W tym momencie Psotniczek zaczął się dziwnie zachowywać, trochę jak pies. Warczał i chrypiał, jakby znalazł trop. Brakowało tylko, żeby zaczął szczekać. Poprowadził drużynę w stronę wąwozu, gdzie znaleźli trupa. Sulim przeprowadził błyskawiczną sekcję zwłok. Ciało miało tyle ran, że nie w sposób było odgadnąć, która była tą śmiertelną.

- Czy ktoś wie… kto to? - Krasnolud nie bardzo wierzył, że ktokolwiek rozpozna tak zmasakrowane ciało.

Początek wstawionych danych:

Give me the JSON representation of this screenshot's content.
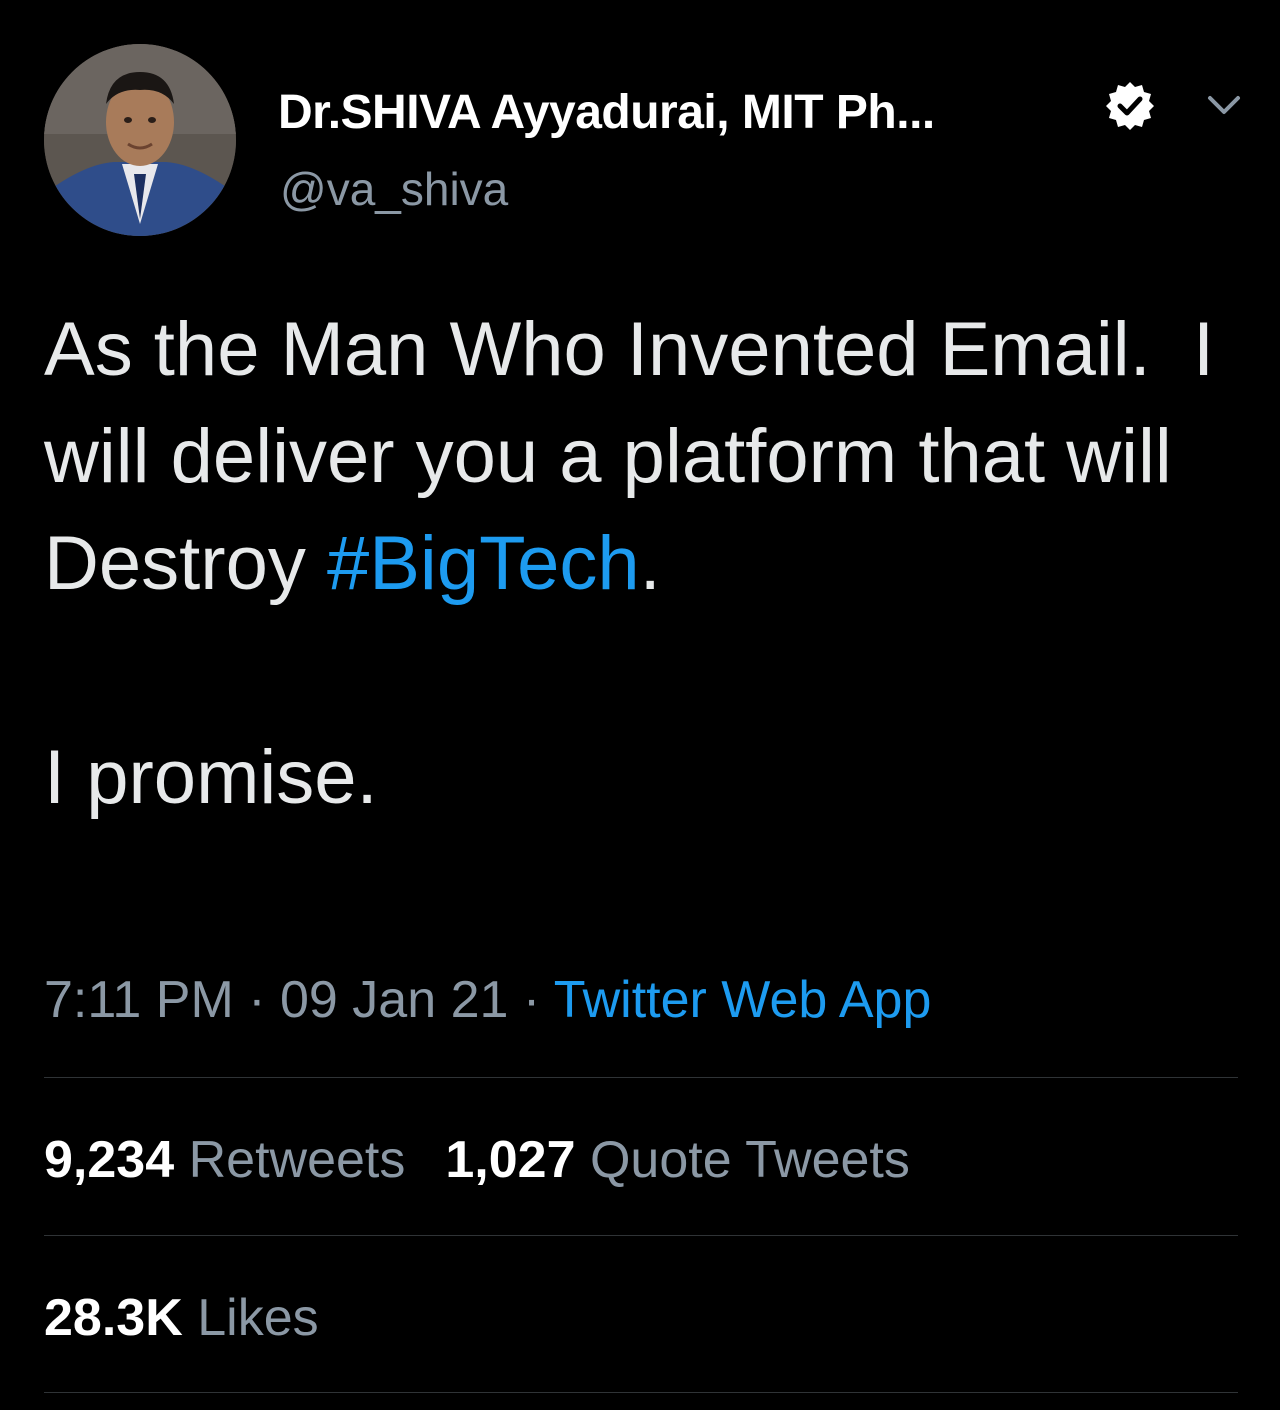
{
  "colors": {
    "background": "#000000",
    "text": "#e7e9ea",
    "muted": "#8b98a5",
    "accent": "#1d9bf0",
    "divider": "#2f3336"
  },
  "author": {
    "display_name": "Dr.SHIVA Ayyadurai, MIT Ph...",
    "handle": "@va_shiva",
    "verified_icon": "verified-badge-icon",
    "menu_icon": "chevron-down-icon"
  },
  "tweet": {
    "text_before_hashtag": "As the Man Who Invented Email.  I will deliver you a platform that will Destroy ",
    "hashtag": "#BigTech",
    "text_after_hashtag": ".",
    "second_paragraph": "I promise."
  },
  "meta": {
    "time": "7:11 PM",
    "separator_1": " · ",
    "date": "09 Jan 21",
    "separator_2": " · ",
    "source": "Twitter Web App"
  },
  "stats": {
    "retweets_count": "9,234",
    "retweets_label": "Retweets",
    "quotes_count": "1,027",
    "quotes_label": "Quote Tweets",
    "likes_count": "28.3K",
    "likes_label": "Likes"
  }
}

Kharrick ukląkł przy ciele i choć bardzo chciał nie był w stanie dokładnie powiedzieć co przytrafiło się kobiecie - poza tym, że coś bardzo strasznego. Widok nie był przyjemny a jednak Lepperov nie czuł nic poza odrazą. W jednej z ran zauważył ułamany paznokieć. Był czarny i szponowaty, taki jaki mają hopgobliny. Wziął go w palce.

- Mam nadzieję, że ona spłynęła z przeciwległego brzegu... Wioska drwali nie jest przy rzece prawda? - zapytał się pusto złodziej wcale nie chcąc odpowiedzi. Wstał kręcąc głową.

- Chciałbym, aby takie widoki mnie trochę bardziej przejmowały. Naprawdę chciałbym - powiedział do siebie obracając kawałek paznokcia. - Hopgobliny miały w tym swój udział. Może są po tej stronie rzeki. Musimy być ostrożni

Kharrick zwrócił się do swoich towarzyszy wyrzucając paznokieć za siebie. Znów w jego spojrzeniu brakło światła. Ciemne oczy były niczym dwie dziury bez dna.